The process of determining the capability of a gage—GR&R—requires analyzing the complete measurement process involving that gage. This includes looking at each of the individual elements, which we remember as SWIPE: the standard, the workpiece, the instrument, the people and the environment. Each element can be a source of error and if you change any one element, you have to reanalyze the entire process again.

However, the heart of the measurement process is still the gage. There are many design characteristics that need to be incorporated to help the gage meet its requirements. The tighter the tolerance, the more consideration needs to be given as to how the part is staged, how the contacts meet the part and how deviation is displayed. It is easy to sometimes put a very tight tolerance on a part; it's just as easy to require that a gage meet a 10 percent GR&R requirement on that very tight tolerance.

Because the gage is only part of the measuring process, it is allowed only a percentage of the total GR&R spread. In the worst case, the repeatability allowance for the gage, by itself, on the master, is 4 percent of the tolerance. So what does that mean with today's shrinking tolerances? The following chart might help. If we look at the tolerance spread and take 4 percent of it, small numbers begin to appear.

There are a few things to consider when looking at this list. Most importantly, it puts into perspective just how good the gage must be to achieve the 10 percent GR&R. Then we have to consider what the repeatability test should consist of to verify the requirement. What this spec emphasizes is how well the gage can repeat only on the master. This says nothing about the gage calibration, bias or linearity. It solely refers to the repeatability. Even so, we are really dealing with the whole measurement process, but trying to isolate a small portion for the gage.

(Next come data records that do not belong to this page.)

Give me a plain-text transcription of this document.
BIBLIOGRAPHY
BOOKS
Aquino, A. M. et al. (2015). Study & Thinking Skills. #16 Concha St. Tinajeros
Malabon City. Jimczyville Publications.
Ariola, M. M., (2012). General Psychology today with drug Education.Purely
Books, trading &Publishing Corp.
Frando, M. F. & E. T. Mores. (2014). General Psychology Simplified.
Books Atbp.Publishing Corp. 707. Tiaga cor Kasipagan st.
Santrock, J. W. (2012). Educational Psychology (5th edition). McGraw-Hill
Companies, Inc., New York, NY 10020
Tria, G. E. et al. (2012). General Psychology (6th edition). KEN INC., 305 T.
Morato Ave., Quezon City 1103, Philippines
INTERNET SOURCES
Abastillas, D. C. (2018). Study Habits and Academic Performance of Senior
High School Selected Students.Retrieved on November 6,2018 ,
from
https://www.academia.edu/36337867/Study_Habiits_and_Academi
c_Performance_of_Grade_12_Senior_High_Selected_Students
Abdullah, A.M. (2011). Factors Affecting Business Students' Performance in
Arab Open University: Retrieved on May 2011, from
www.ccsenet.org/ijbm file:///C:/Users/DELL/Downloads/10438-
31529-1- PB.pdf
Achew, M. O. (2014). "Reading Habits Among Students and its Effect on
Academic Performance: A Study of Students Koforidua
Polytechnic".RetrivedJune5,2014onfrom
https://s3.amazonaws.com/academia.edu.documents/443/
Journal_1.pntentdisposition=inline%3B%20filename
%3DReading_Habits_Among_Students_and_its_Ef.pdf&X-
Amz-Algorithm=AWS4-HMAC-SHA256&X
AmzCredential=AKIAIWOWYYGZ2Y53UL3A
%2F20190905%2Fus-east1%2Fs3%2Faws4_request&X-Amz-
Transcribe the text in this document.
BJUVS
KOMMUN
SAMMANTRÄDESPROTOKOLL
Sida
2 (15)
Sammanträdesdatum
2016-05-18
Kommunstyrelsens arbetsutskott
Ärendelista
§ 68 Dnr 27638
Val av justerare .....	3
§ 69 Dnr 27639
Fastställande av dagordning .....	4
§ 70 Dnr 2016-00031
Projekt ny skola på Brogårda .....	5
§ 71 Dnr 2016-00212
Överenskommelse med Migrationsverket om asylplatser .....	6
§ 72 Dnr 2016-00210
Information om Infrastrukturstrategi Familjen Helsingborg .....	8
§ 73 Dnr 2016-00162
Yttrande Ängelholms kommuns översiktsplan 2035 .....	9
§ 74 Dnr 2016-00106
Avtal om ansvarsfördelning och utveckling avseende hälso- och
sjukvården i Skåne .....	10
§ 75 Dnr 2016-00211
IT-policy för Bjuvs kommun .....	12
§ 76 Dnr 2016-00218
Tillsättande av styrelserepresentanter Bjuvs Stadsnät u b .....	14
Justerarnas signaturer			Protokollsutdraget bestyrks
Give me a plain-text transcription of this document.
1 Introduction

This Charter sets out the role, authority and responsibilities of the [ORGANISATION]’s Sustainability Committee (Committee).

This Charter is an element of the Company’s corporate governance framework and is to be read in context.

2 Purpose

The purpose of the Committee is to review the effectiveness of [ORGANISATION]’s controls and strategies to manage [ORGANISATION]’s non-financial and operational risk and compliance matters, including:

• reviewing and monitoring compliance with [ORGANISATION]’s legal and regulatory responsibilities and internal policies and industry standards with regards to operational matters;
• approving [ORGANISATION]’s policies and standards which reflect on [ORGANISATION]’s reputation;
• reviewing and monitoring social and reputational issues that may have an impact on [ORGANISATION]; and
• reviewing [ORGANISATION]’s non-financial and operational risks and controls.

Let's assume that the environment is stable and one operator is capable enough to put the master in the gage the same way every time. Usually, the test consists of one operator measuring the master 30 times. Therefore, the master should be appropriate for the test: it must be the right form and surface finish, and stabilized for the test. After 30 measurements—done in a series over a short time—the results are analyzed for total span. If the span falls within 4 percent of the tolerance, then there is a good chance that the gage repeatability will not be the determining factor in the 10 percent GR&R requirement.

Some of the 4 percent requirements are marked with a double asterisk (as shown on the chart) to note that in many gaging applications, this may not be attainable. We are referring to those gaging applications that would be performed in the typical shop environment. To even think about achieving these types of performances, you must consider the measurement as a millionth class gaging requirement. There are gages that can accomplish this—gage block comparators and precision length machines—but these are specialized machines designed to meet specific requirements. This is not to say that production gages cannot be designed to this level (they can and have been). However, they require automatic control, special environments and design criteria for millionth measurement, along with a lot of investment.

The point is that it's often a casual thought to put a GR&R requirement on the gaging request for quote. But before it's put on the paper, both the tolerance and the expectations need to be reviewed to see if the requirement is achievable.